Gangs Abound within Los Angeles Sheriff’s Department

The Los Angeles Police Department is one of the most respected police departments in America and one of the largest to boot. When comparing it to the Los Angeles Sheriff’s Department, LAPD obviously gets more attention Tyler Durden of ZeroHedge noted that the LA Sheriff’s Department is no joke, “it’s responsible for policing 153 unincorporated communities and 42 cities across a sizable patch of southern LA County” – but it doesn’t get nearly as much attention as its neighboring agency, the LAPD, which patrols the City of Los Angeles.”

Due to the LA Sheriff’s Department’s less conspicuous profile, criminals have taken advantage of this situation to infiltrate this law enforcement body and establish gang-style fraternities within the organization. These groups are referred to as “secret cliques” or “subgroups”, but Durden noted, “they’re just gangs” if we’re being brutally honest.

According to the RAND Corporation, the county government has identified four gangs with the names “the Banditos” and “the Executioners.”

The public policy think tank contends that of the roughly 10,000 individuals in the force, about ⅙ could be members of the aforementioned gangs. Though these figures could be a conservative estimate.

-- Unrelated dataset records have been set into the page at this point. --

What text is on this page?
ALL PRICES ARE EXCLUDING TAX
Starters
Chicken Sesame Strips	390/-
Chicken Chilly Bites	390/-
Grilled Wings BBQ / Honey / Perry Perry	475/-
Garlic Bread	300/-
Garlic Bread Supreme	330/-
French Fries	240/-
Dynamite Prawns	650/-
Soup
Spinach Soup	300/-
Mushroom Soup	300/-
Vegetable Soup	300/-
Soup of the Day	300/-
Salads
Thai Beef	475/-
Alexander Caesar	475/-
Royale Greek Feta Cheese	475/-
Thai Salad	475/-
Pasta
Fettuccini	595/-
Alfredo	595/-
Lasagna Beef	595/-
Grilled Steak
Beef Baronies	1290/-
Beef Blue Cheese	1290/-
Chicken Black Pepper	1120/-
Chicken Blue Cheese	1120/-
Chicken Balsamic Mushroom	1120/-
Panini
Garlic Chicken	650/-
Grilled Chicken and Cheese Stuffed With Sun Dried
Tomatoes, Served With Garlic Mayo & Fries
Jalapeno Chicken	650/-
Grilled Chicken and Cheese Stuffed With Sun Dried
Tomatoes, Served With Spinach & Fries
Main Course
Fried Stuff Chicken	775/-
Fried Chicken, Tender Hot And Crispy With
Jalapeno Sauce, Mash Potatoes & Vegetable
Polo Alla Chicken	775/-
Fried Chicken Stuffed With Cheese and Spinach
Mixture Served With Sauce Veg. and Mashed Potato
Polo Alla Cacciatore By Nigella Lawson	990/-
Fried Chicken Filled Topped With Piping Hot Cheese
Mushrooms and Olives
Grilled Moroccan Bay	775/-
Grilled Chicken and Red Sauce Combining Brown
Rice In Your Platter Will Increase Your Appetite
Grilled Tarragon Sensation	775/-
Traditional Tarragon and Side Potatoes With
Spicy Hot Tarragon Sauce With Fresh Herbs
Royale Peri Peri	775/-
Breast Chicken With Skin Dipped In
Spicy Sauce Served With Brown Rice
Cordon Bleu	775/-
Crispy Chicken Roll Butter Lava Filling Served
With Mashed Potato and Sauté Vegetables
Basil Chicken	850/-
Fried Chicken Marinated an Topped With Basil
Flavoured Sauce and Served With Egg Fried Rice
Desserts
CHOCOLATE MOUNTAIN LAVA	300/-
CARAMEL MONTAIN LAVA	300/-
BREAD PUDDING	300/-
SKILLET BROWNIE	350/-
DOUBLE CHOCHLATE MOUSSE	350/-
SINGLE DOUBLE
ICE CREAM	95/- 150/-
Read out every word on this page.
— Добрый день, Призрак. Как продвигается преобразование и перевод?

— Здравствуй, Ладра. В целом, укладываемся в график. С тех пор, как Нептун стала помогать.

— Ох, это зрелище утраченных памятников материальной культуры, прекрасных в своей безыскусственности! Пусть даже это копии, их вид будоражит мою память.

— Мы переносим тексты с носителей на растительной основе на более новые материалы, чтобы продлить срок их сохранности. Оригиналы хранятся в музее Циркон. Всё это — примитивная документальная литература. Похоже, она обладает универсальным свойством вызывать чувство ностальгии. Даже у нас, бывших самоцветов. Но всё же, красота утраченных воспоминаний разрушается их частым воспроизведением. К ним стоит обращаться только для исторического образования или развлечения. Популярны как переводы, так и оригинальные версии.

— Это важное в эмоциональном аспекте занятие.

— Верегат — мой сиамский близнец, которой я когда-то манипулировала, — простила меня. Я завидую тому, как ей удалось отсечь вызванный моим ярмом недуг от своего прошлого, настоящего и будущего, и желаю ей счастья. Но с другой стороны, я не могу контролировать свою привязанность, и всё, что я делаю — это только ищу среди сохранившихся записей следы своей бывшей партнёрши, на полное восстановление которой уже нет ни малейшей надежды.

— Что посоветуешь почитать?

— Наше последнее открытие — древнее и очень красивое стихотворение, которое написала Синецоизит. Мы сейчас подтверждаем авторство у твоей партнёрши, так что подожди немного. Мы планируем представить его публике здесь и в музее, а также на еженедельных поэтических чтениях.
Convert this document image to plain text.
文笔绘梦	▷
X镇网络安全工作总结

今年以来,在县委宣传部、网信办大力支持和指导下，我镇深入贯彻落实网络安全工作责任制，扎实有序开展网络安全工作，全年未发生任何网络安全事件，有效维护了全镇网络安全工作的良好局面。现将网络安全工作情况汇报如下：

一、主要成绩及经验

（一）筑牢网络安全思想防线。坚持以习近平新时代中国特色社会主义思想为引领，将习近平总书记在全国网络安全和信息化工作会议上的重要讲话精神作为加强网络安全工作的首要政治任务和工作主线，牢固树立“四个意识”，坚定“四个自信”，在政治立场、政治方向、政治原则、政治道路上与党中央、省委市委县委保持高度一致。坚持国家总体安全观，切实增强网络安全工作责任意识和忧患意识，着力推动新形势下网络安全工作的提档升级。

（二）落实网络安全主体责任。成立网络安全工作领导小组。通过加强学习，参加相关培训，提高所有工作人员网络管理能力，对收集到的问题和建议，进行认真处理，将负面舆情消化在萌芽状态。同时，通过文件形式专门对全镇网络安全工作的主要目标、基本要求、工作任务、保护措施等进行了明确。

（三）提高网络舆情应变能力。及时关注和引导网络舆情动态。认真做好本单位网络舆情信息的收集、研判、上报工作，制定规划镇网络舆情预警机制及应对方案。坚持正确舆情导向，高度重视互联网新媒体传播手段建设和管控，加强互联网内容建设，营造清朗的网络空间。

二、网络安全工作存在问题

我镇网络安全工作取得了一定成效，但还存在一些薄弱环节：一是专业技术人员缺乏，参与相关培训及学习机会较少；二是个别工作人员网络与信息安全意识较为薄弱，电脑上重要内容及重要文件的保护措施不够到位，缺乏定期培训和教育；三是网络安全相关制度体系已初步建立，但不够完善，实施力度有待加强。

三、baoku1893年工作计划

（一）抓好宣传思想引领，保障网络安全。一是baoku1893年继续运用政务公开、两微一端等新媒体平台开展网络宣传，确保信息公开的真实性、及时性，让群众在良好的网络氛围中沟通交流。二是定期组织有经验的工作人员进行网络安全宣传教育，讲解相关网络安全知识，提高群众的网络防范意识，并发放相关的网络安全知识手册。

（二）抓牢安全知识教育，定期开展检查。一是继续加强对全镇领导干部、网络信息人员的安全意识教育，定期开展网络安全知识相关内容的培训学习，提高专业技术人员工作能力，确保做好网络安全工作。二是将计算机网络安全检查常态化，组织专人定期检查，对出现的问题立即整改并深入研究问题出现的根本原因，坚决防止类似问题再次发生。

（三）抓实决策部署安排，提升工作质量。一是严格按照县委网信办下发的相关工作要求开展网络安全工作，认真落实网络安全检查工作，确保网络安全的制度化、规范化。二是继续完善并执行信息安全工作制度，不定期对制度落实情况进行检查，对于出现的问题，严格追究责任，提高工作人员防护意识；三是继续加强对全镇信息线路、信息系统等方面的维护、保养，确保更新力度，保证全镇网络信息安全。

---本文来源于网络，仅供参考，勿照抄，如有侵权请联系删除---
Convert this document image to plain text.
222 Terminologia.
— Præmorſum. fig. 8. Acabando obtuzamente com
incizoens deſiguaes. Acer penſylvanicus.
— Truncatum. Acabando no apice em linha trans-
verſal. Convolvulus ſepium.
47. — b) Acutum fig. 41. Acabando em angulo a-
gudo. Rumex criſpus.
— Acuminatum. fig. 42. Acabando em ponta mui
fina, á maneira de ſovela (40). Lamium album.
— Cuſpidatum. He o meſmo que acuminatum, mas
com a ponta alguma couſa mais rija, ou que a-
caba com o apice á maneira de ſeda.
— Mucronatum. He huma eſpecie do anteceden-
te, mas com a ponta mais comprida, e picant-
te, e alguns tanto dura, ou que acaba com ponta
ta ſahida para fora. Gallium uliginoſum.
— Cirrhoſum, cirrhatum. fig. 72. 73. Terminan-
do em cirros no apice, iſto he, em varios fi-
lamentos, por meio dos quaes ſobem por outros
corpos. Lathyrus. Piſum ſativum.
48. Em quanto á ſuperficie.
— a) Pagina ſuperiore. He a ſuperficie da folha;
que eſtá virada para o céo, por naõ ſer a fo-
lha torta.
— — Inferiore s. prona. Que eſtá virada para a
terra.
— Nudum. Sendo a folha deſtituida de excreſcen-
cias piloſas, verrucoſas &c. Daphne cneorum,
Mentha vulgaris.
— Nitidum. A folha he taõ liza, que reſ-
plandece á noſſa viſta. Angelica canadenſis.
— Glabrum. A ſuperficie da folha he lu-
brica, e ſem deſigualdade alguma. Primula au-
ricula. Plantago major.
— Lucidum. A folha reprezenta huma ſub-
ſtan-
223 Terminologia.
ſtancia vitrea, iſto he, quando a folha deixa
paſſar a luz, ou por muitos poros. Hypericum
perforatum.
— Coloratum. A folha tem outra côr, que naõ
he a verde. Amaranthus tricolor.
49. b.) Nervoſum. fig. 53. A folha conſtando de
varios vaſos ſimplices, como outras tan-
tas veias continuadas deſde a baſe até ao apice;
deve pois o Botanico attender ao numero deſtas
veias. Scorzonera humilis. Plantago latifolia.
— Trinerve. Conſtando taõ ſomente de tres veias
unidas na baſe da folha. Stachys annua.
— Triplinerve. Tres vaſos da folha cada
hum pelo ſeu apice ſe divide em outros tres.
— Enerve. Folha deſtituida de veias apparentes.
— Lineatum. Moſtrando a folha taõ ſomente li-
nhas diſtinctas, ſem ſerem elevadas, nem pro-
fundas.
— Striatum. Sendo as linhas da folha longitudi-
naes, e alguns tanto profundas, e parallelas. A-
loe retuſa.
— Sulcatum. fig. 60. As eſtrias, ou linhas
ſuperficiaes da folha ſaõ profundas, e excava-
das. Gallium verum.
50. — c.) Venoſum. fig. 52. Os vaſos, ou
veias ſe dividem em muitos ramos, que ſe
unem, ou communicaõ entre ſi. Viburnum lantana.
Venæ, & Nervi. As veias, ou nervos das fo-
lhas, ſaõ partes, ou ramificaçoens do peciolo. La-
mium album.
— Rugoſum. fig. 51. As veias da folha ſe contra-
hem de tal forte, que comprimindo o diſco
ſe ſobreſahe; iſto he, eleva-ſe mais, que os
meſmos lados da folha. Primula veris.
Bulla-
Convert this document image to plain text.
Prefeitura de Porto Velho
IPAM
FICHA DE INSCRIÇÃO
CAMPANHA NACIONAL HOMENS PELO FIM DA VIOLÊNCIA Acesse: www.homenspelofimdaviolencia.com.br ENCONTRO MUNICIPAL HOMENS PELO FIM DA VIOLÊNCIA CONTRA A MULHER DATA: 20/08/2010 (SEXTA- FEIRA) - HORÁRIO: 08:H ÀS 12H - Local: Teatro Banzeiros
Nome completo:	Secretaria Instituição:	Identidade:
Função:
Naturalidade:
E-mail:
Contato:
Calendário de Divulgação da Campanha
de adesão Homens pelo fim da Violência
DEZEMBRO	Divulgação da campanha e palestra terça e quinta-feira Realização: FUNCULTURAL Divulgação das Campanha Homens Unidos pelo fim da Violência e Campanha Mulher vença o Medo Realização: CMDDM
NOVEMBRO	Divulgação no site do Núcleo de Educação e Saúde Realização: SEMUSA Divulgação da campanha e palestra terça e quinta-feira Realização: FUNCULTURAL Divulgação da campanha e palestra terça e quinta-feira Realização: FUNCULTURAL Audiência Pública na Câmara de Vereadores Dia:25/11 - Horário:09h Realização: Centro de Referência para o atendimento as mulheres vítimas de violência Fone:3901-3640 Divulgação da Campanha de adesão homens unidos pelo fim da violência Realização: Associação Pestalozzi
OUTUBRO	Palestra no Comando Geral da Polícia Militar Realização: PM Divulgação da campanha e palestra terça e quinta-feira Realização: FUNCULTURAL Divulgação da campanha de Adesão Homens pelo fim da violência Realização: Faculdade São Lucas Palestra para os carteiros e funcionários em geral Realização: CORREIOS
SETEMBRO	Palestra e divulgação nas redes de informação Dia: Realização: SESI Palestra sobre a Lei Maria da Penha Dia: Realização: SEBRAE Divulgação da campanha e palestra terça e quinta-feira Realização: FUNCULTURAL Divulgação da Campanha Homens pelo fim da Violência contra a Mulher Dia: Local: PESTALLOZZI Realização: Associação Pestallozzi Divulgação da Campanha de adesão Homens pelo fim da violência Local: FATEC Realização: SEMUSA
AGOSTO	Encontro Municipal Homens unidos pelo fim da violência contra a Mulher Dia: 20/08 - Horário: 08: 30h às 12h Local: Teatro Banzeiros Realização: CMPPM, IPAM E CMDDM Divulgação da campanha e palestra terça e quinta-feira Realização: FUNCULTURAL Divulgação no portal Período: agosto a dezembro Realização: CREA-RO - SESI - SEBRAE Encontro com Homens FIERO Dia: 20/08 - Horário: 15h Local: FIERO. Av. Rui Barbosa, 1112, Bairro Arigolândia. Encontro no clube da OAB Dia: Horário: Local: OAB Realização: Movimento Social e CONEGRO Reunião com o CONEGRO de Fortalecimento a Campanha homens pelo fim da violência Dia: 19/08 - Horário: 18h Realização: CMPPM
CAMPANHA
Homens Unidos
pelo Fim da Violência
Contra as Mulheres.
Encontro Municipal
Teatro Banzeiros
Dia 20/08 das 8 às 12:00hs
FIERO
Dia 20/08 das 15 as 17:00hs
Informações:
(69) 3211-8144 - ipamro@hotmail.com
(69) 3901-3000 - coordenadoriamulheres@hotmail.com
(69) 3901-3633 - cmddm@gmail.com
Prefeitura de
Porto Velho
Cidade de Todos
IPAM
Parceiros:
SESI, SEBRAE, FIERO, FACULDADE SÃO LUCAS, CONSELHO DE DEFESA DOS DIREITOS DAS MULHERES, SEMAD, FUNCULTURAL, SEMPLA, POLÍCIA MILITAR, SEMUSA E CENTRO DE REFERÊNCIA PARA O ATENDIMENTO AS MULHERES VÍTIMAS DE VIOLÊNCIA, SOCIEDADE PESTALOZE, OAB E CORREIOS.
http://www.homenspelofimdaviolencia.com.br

Trending: Ron DeSantis’ Law Banning Criticism of Israel Has Huge First Amendment Implications

As Durden observed, the “subgroups” have “pervasive initiation rituals, tattoos, hand signs”. Part of these gangs’ initiation rituals usually involves them assaulting people who are in custody. Since 1990, the country has been compelled to pay about $55 million in “subgroup related judgments”, which includes $21 million in the past decade alone. The gang activity has been so prevalent that it has required LSPD leadership to use internal discipline. 

According to a law enforcement source, these sub-entities are pretty much criminal gangs when one soberly analyzes their behavior..

“I can’t say whether the Regulators or Vikings or Banditos are a criminal street gang, but they’re close to it,” said the law enforcement source who identified himself as a “county stakeholder representative.” The source added: “The reason you can’t answer that is that it’s never been investigated…The culture is so pervasive within the department. There are many people who are in places of management that may have been part of the same cliques, or precursors of them.”

Other sources claim that gangs pose threats to other deputies.

Members of the Banditos have tense relations with co-workers who don’t belong to the gang.

The report details “alleged workplace harassment, incivility, intimidation, and retaliation, leading to ‘brawls in the parking lot.'”

Furthermore, the RAND report asserts that Banditos have committed violent acts against inmates in LASD custody as an initiation ritual. Deputies who want to join the gang must use “unnecessary force” before they can be branded with the gang’s tattoo — a skeleton donning a Sombrero while holding a revolver.

Most of the time, supervisors come to their deputies’s defense when dealing with use of force allegations. Sheriff Villanueva has claimed to have cleaned up the department, but the RAND report says otherwise.

With increased immigration to the U.S., it’s very conceivable that LASD and LAPD could witness ethnic gangs grow within their ranks. A more diverse populace provides a steady pipeline of potential gang members that could be incorporated in these law enforcement bodies’ ranks.

These are the many perils of diversity. It’s often forgotten that the Italian mafia was largely weakened thanks to the immigration moratorium legislation of the 1920s, which deprived them of many potential recruits. In time, many Italian Americans grew up, assimilated, and left their migrant ghettos. But with a constant stream of migration, ethnic gangs will always have fresh bodies to recruit from. 

LA’s current problem with gang activity within law enforcement bodies is just another reason why an immigration moratorium is long overdue in the U.S.